Maybe he realized I had one foot out the door and I was the only person still fighting for him.

Maybe it was the fact one of his friends died in a drunk driving accident.

Maybe it was the night he got into a fight with a skinhead over something stupid and ended-up with a sawed-off shotgun shoved in his face.

I don’t know what flipped the switch, but he went from night to day. He ditched the friends who were always urging him to jump back off the cliff. He went from pushing against me to actively trying to pull me deeper into his life. He got his GED and blew through his first year of college like it was a piece of cake. He woke the fuck up. He realized there was a whole lot of life to live . . . all he had to do was start showing up for it.

Things changed with us as well. We went from always fighting to something else. I knew I was the center of his entire world and that his obsessive-compulsive tendencies had switched from drugs to me. It was never healthy. But when you’re young and this guy with all the charisma and all the right words tells you he needs you, that he can’t make it without you . . . man, it’s impossible not to fall in love with that feeling and get swept up in all that emotion.

We were together on and off for a little over five years. We called it quits for good when he moved to New York and then Scotland after 9–11. He’s still the most enigmatic, complex, and compelling man I’ve ever known. More than a couple of decades later, I still compare every man who enters my life romantically to him.

We weren’t meant to be in so many ways. But when I think about that all-consuming, overriding need to be with someone when it comes to first love, I wouldn’t give any of that time up for the world. I love that I get to write stories about that kind of love and passion.

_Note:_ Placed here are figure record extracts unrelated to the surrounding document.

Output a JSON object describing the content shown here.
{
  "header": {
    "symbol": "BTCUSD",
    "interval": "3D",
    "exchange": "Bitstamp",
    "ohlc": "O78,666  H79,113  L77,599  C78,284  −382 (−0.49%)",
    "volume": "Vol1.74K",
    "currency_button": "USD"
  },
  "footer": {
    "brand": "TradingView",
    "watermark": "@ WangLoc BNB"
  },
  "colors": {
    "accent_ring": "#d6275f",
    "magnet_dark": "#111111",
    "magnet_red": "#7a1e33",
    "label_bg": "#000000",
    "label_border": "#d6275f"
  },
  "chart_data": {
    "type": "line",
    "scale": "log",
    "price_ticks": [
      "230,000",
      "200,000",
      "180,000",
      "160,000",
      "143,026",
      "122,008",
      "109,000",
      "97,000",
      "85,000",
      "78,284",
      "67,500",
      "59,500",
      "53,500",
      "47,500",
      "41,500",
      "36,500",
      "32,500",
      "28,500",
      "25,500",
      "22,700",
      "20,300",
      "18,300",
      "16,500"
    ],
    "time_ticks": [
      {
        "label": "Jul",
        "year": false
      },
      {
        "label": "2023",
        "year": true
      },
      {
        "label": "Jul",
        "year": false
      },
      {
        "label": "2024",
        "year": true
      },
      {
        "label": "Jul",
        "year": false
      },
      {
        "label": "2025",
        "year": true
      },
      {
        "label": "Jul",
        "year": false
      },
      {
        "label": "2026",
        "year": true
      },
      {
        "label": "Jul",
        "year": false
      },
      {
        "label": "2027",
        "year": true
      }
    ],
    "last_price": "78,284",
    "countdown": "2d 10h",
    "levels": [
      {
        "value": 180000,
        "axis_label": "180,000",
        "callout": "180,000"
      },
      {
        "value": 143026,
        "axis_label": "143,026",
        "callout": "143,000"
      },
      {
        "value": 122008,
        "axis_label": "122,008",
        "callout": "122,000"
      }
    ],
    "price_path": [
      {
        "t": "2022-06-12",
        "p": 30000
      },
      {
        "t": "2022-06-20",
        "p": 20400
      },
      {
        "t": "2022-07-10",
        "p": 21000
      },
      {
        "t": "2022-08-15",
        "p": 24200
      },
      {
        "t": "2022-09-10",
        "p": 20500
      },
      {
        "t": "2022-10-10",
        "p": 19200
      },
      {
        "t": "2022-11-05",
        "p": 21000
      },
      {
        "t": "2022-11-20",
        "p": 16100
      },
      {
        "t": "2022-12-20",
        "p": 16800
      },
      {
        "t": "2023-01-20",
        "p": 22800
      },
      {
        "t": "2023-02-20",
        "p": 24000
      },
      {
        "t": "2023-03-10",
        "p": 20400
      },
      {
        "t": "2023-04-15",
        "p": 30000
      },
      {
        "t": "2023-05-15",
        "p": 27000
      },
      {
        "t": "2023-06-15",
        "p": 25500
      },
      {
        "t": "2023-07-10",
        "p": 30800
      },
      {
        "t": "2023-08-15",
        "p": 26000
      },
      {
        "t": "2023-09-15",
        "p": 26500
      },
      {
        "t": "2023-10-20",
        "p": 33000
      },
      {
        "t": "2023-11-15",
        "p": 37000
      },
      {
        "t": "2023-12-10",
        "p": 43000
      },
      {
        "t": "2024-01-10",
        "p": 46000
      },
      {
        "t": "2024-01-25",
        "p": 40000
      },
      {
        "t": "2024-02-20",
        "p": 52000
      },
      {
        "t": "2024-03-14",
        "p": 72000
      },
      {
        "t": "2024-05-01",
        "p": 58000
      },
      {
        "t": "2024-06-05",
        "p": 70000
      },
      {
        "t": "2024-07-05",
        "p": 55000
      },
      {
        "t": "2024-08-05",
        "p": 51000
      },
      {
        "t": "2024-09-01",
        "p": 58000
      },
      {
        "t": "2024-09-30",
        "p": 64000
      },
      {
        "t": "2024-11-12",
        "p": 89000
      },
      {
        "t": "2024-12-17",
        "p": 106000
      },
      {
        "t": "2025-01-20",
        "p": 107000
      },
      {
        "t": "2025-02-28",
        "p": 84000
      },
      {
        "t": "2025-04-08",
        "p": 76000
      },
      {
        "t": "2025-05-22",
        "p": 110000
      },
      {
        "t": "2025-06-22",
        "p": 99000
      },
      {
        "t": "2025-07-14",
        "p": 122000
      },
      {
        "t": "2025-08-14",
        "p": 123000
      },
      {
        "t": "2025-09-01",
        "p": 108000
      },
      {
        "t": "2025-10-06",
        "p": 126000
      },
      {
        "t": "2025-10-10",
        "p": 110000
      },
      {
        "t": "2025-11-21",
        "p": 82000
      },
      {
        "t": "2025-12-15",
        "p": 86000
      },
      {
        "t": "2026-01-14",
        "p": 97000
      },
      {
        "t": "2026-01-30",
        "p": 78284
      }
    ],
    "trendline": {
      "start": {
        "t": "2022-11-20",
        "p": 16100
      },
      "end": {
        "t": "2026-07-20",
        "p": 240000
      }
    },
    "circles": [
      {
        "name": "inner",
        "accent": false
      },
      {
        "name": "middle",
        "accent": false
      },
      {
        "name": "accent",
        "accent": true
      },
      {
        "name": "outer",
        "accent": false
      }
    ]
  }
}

So, that’s it, that’s where Cable came from, and Affton . . . well, let’s just say she’s the person I wish I could have been back then. She does everything right, whereas I did everything very wrong . . . that’s about the only similarity between the two of us.

This is the place where I make it clear that my mother is nothing like Affton’s mom. Affton actually has to deal with the loss of a family member to addiction in her life, so she’s very empathetic and compassionate when it comes to dealing with this particular disease. My mom is great, one day I’ll write her into a story, so I don’t have to put a disclaimer that all the terrible moms I write about are nothing like her.

My mom is awesome. No doubt about it.

This love story has history and memories on every single page. I sure hope you enjoy my first love as much as I enjoyed sharing him with you.

(Yes, I’m going to email Ry—my Cable—and tell him I wrote a book loosely based on him. He already knows he’s the physical inspiration for Rule. I doubt he’ll be surprised.